Begegnungen am Nistkasten

In den Nistkästen fanden die Naturschützer schlafende Fledermäuse. (Foto: R. Stankewitz)

Tolle Naturbeobachtungen im Eichenpark

Langenhagen. Jedes Jahr im Herbst sind ehrenamtliche Helfer der Naturkundlichen Vereinigung Langenhagen (NVL) und des Naturschutzbundes (NABU) im Eichenpark und Stadtwald unterwegs, um dort die Nistkästen zu reinigen. Die dienen nicht nur als Nisthilfen, sondern erfüllen auch im Winter einen wichtigen Zweck. Vögel und Mäuse nutzen die Kästen dann als Unterschlupf und zur Übernachtung. Damit sie im Frühjahr von Meisen, Grauschnäppern und anderen Vögeln als Nisthilfen genutzt werden können, werden die Kästen bereits jetzt gereinigt, um mit dem alten Nistmaterial auch Milben und Flöhe zu entfernen. Nur so ist gewährleistet, dass die Brut im nächsten Jahr nicht durch die Parasiten gestört wird.
Hans-Jürgen Ratsch, NVL-Vorsitzender, sowie Einsatzleiter Ricky Stankewitz vom NABU freuten sich über viele Teilnehmer, die bei sonnigem Wetter die beiden Naturschutzvereine unterstützten.

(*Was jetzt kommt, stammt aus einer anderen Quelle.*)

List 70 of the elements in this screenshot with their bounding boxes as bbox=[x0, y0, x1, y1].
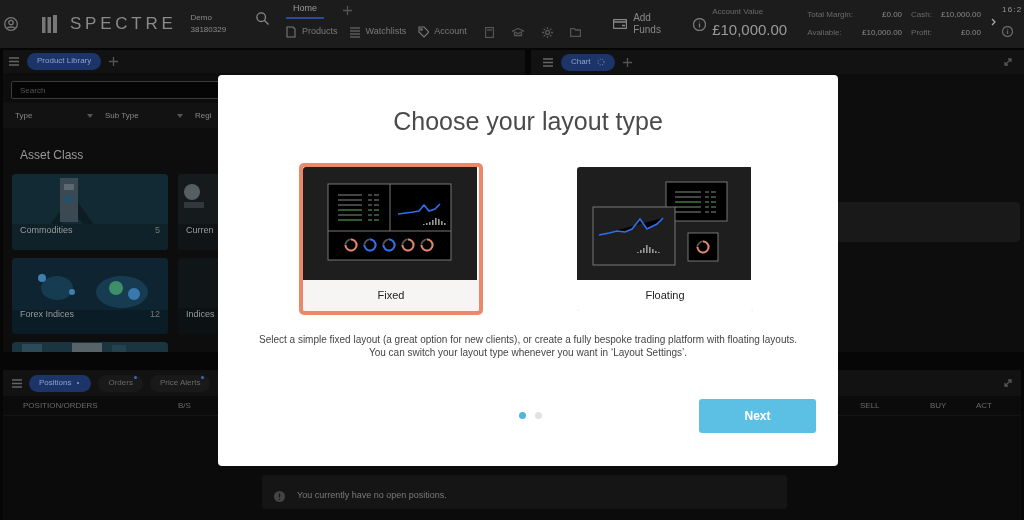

Von der IGS-List waren vier Schüler zur Nistkastenreinigung gekommen und auch von der Naturschutzjugend (NAJU) waren zwei Mitglieder bei der Aktion dabei. Nach einer Sicherheitseinweisung, bei der auch Einmalhandschuhe und Mundschutz zur Verfügung gestellt wurden, starteten zwei Gruppen mit Leitern, Spachtel und Drahtbürste im Gepäck zu den im Stadtwald und Eichenpark verteilten Nistkästen. "Erwartungsgemäß wurden die angebotenen Kästen auch in diesem Jahr gut genutzt", sagte Einsatzleiter Ricky Stankewitz zur positive Auslastung der Nisthilfen.

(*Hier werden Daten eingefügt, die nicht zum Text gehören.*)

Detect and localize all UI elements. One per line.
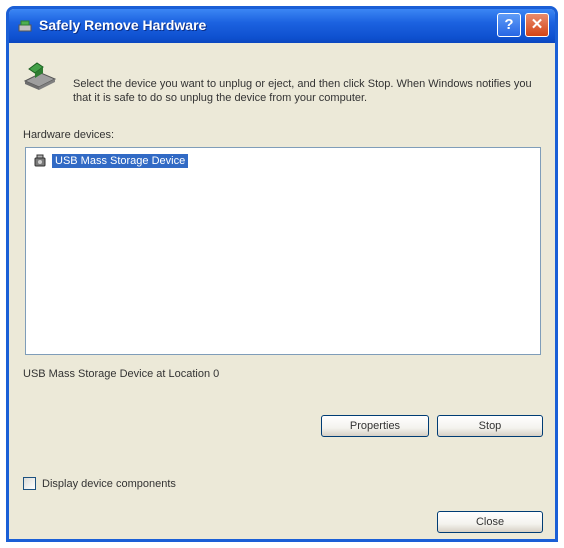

Seine Gruppe kontrollierte außerdem Fledermauskästen im Stadtwald und entdeckte dabei neben einer Gruppe von Abendseglern auch Fledermäuse aus der Gattung Myotis, die aufgrund der Größe vermutlich Wasser- oder Fransenfledermäuse waren. Diese tierische Begegnung war ein Erlebnis für Kilian. Der fünfjährige Junge war als jüngster Teilnehmer mit seiner Mutter bei der Nistkastenreinigung dabei und wurde dafür mit dieser tollen Naturbeobachtung belohnt. "Man hat nicht jeden Tag die Gelegenheit einer Fledermaus so nahe zu kommen", erklärte Ricky Stankewitz, der vom Interesse des Jungen begeistert war.

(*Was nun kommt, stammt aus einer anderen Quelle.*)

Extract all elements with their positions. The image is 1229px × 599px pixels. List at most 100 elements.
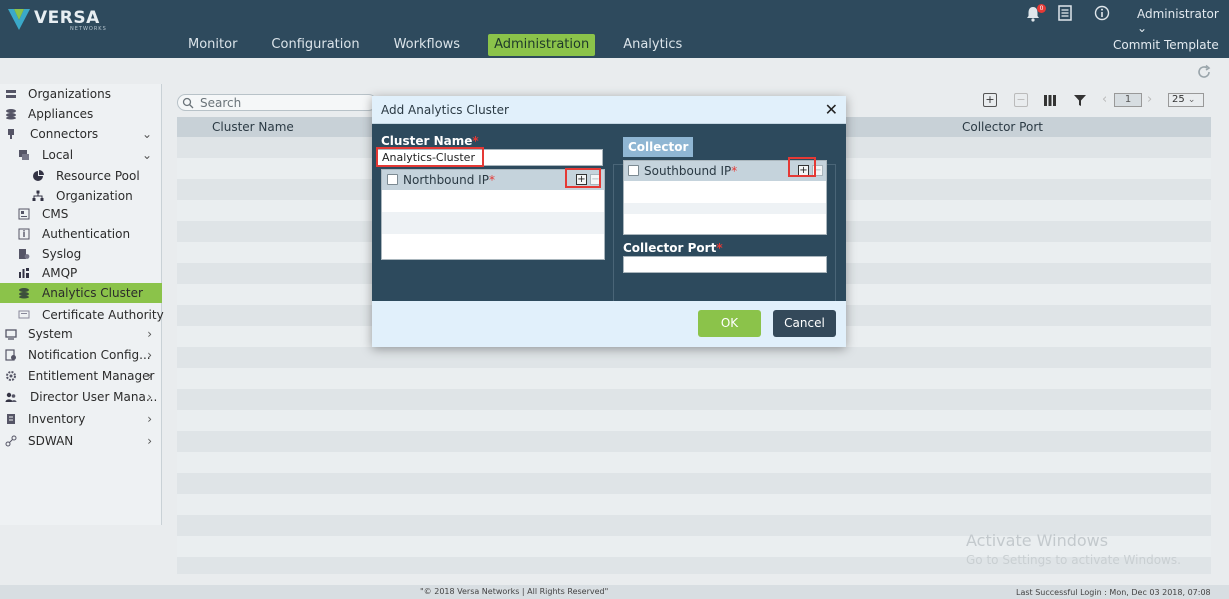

Auch in der anderen Gruppe gab es tierische Begegnungen, als Dominik Meyer beim Reinigen eines Kastens zwei Mäuse entgegen kamen und ihn vom Dach des Nistkastens anschauten. Einige Kästen waren hier nicht zum Nisten, sondern nur zum Übernachten genutzt worden. "Diese Kästen waren nicht so stark ausgepolstert wie die anderen", erklärte Felix Hartmann, der abwechselnd mit Dominik Meyer und Hartmut Luhnau auf die Leiter gestiegen war, während Christa Donath die Aktion dokumentierte. Sie hielt fest, welche Kästen in diesem Jahr genutzt wurden und, soweit erkennbar, welche Arten die Nisthilfen angenommen hatten.
Den gemütlichen Abschluss des Einsatzes bildete ein gemeinsamer Kaffeeklatsch im Wasserturm an der Stadtparkallee. Edeltraud Richter hatte leckeren Kuchen und Kaffee für die Helfer organisiert. Die verputzten den Kuchen bis auf den letzten Krümel und tauschten sich über ihre Erlebnisse während der Nistkastenreinigung aus.
Der nächste NABU-Pflegeeinsatz findet im Oktober statt. Dann wird sich der Naturschutzbund wieder den Kleingewässern widmen.